Un golpe en la cara le hace ver puntitos luminosos. Otro rasgar de paño le produce un estremecimiento en las ingles. Me van a hacer tajadas, se dice. Como a un puerco. Los hombres con los que forcejea mientras pretenden sujetarle los brazos —para apuñalarlo, concluye con un estallido de pánico— huelen a sudor y humo resinoso. Ahora también le parece oír gritar a Bertoldi. Con esfuerzo desesperado, zafándose a duras penas de quienes lo acosan, el capitán da un salto ladera abajo y rueda un corto trecho entre piedras y arbustos. Eso le proporciona tiempo suficiente para meter la mano derecha en el bolsillo del capote y sacar el cachorrillo que lleva en él.

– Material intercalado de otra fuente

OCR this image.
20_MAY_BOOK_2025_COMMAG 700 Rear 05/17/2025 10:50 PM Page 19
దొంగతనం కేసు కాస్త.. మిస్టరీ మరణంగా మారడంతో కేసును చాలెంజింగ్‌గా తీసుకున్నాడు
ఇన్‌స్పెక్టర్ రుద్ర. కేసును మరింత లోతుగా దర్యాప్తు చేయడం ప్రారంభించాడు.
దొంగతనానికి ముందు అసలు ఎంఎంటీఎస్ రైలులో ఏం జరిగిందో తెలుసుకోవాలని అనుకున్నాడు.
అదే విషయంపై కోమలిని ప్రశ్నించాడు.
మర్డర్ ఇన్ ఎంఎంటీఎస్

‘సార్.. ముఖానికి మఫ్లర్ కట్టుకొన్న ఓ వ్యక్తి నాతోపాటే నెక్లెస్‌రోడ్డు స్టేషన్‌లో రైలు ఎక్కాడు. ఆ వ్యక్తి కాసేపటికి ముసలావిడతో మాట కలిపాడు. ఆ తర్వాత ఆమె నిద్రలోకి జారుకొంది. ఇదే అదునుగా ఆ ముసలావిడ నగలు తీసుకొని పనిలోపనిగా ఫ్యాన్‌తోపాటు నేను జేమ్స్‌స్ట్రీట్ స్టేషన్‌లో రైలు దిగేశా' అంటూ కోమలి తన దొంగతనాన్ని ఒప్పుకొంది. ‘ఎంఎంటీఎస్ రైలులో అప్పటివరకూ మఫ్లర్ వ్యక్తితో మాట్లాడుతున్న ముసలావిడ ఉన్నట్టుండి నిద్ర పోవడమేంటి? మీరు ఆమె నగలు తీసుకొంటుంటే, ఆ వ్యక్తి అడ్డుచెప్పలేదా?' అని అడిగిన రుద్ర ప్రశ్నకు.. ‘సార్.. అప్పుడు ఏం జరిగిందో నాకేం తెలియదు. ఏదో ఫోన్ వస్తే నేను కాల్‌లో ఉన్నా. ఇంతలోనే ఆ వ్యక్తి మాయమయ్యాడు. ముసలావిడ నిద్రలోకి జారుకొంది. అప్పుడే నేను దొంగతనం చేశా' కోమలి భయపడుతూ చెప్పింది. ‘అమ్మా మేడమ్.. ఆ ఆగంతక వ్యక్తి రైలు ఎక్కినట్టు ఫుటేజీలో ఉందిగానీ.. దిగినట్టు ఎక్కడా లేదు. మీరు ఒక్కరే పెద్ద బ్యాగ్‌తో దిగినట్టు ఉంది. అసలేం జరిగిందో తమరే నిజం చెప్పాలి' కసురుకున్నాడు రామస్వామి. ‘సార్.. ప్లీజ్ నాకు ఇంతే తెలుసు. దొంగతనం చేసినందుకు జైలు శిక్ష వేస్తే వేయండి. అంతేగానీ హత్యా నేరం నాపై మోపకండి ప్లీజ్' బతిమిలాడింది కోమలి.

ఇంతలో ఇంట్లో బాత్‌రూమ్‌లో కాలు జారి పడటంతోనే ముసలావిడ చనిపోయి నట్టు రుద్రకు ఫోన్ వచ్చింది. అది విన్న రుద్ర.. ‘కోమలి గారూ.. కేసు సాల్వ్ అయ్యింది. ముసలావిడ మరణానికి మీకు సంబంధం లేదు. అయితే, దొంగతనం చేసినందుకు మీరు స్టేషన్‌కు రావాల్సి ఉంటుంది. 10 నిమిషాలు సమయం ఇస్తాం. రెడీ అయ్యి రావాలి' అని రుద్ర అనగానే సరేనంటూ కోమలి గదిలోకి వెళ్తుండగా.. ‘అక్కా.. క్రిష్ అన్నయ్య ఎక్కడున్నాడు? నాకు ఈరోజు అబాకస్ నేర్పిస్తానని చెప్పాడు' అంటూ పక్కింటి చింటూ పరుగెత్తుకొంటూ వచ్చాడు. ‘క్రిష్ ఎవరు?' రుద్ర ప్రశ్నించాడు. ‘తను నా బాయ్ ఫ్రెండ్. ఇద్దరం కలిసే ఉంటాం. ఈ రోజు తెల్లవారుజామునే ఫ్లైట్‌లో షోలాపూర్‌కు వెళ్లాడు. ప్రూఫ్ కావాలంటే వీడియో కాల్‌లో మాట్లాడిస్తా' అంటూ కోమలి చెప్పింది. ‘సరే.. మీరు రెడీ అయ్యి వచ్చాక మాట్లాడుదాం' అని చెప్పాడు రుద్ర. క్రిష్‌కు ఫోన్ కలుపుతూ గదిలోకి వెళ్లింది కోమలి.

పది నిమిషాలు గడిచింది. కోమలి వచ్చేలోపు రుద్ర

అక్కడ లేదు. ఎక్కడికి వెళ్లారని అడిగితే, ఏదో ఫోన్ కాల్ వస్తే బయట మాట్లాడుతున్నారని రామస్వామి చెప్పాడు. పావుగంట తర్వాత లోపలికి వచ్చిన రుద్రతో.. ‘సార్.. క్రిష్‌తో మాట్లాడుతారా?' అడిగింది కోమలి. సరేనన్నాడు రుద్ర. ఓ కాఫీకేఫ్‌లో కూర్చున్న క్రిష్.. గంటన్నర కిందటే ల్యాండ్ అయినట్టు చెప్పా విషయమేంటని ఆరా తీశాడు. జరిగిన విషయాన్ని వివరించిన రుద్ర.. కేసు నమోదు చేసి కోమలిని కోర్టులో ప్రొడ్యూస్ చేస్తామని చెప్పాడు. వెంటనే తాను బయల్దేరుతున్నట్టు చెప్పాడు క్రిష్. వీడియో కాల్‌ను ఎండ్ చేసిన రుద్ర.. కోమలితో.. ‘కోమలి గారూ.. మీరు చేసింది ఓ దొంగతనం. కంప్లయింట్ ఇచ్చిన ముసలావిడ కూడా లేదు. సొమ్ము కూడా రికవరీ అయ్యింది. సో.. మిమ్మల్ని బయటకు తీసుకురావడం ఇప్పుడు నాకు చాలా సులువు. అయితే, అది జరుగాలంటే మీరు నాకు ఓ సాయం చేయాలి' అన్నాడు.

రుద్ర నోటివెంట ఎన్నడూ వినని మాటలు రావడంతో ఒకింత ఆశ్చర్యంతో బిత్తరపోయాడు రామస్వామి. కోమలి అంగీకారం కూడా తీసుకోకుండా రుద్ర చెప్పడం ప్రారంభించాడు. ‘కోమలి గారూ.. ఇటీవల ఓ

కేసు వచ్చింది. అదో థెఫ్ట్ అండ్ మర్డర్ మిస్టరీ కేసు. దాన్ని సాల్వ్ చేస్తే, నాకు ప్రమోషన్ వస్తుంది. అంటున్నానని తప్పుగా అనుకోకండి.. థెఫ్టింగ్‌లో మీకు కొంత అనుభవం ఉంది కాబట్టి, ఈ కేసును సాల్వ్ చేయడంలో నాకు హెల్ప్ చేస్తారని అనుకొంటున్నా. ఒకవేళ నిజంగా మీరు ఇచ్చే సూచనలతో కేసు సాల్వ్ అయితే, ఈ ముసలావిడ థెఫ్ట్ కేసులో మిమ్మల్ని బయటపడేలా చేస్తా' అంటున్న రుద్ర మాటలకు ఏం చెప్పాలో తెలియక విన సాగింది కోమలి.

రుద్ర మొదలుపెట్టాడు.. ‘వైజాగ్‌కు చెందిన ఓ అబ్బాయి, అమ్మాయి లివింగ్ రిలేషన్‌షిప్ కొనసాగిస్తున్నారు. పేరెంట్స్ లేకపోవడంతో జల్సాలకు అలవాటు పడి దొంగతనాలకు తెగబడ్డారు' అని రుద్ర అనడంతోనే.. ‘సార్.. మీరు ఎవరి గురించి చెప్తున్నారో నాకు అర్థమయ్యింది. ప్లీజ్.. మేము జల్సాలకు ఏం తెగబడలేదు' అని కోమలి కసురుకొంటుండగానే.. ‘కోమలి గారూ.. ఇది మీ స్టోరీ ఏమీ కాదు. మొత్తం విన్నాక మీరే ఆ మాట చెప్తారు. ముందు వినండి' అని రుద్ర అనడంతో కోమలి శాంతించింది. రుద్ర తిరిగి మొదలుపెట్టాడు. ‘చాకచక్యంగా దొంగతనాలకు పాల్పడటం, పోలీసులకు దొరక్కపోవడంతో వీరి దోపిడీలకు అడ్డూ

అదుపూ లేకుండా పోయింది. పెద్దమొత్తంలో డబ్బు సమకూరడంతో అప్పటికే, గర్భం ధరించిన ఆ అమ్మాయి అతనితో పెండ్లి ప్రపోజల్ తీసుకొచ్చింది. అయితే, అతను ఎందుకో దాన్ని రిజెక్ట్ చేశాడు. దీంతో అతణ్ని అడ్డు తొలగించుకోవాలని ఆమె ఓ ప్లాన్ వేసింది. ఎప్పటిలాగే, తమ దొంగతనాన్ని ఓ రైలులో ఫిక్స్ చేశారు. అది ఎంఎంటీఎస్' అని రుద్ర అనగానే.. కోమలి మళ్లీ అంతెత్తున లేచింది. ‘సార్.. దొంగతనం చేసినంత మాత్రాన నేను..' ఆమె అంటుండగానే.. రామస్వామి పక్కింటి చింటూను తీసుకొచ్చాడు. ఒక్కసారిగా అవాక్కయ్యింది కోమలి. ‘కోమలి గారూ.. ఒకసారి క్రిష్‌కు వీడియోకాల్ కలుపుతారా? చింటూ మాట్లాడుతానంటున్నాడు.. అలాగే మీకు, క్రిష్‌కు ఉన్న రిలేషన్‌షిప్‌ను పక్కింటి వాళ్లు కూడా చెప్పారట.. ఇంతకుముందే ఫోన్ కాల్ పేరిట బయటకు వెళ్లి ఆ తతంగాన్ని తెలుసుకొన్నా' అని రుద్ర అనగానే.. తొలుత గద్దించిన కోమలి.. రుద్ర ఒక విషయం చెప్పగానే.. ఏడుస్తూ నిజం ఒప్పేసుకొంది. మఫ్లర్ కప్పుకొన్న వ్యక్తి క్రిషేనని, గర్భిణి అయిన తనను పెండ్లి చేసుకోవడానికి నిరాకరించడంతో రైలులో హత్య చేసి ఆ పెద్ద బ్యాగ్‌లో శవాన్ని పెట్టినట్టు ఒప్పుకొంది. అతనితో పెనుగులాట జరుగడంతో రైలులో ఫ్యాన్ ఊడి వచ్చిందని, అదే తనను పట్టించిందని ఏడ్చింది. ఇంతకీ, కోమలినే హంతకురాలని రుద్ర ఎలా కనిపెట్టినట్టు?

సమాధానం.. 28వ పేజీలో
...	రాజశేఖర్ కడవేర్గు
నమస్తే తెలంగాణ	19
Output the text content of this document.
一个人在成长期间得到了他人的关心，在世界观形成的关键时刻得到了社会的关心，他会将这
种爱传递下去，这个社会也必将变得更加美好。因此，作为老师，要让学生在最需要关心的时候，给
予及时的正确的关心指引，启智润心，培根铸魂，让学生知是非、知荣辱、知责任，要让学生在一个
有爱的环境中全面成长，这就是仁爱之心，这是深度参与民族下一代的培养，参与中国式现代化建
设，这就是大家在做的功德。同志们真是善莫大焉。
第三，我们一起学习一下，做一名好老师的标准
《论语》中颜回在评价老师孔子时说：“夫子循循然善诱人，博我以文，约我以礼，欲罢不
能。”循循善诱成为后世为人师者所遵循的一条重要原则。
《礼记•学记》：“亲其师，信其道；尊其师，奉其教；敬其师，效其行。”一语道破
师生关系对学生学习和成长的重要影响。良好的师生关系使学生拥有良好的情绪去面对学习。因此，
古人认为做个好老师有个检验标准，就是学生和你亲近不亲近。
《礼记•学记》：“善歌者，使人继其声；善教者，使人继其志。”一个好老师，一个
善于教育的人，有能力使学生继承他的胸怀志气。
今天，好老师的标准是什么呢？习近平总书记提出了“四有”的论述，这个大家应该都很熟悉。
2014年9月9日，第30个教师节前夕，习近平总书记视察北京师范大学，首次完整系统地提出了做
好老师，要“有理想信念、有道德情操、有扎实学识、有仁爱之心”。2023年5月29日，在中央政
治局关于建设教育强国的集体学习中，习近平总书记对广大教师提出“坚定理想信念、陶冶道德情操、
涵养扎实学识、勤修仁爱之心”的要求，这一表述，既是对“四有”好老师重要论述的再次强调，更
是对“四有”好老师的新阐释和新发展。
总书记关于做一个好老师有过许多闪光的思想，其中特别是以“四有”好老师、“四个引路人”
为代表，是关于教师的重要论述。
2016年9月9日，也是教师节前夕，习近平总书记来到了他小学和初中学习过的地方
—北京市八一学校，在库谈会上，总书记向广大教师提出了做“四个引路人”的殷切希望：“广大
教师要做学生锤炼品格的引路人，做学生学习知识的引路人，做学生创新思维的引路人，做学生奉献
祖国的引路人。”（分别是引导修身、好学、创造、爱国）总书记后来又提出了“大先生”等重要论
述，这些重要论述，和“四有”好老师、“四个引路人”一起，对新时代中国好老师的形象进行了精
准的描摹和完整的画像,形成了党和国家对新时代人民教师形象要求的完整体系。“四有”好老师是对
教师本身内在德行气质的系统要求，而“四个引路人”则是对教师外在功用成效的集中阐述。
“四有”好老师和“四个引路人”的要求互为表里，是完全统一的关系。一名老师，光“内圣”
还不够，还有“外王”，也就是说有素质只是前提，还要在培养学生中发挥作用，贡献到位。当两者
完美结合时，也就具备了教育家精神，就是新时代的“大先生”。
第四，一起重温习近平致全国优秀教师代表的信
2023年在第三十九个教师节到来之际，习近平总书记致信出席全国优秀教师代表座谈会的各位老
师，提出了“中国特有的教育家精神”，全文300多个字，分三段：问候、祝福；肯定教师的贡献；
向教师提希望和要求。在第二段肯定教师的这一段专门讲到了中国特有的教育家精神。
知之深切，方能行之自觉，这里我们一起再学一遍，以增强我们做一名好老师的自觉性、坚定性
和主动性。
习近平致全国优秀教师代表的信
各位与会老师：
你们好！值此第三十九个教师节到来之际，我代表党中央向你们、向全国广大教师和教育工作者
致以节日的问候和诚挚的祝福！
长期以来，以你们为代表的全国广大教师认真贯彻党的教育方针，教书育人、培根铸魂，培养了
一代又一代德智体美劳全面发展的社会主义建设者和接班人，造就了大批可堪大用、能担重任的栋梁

La pistola es pequeña, de reducido calibre, más propia de un currutaco perfumado que de un militar en campaña; pero pesa poco, es cómoda de llevar, y a corta distancia mete una bala en la tripa con tanta eficacia como una de caballería modelo año XIII. Así que, tras amartillarla con la palma de la mano izquierda, Desfosseux la levanta con tiempo de apuntar a la sombra más próxima, que le viene encima. El fogonazo ilumina unos ojos desconcertados en rostro moreno y patilludo, y luego se escucha un gemido y el ruido de un cuerpo que retrocede, trastabillando.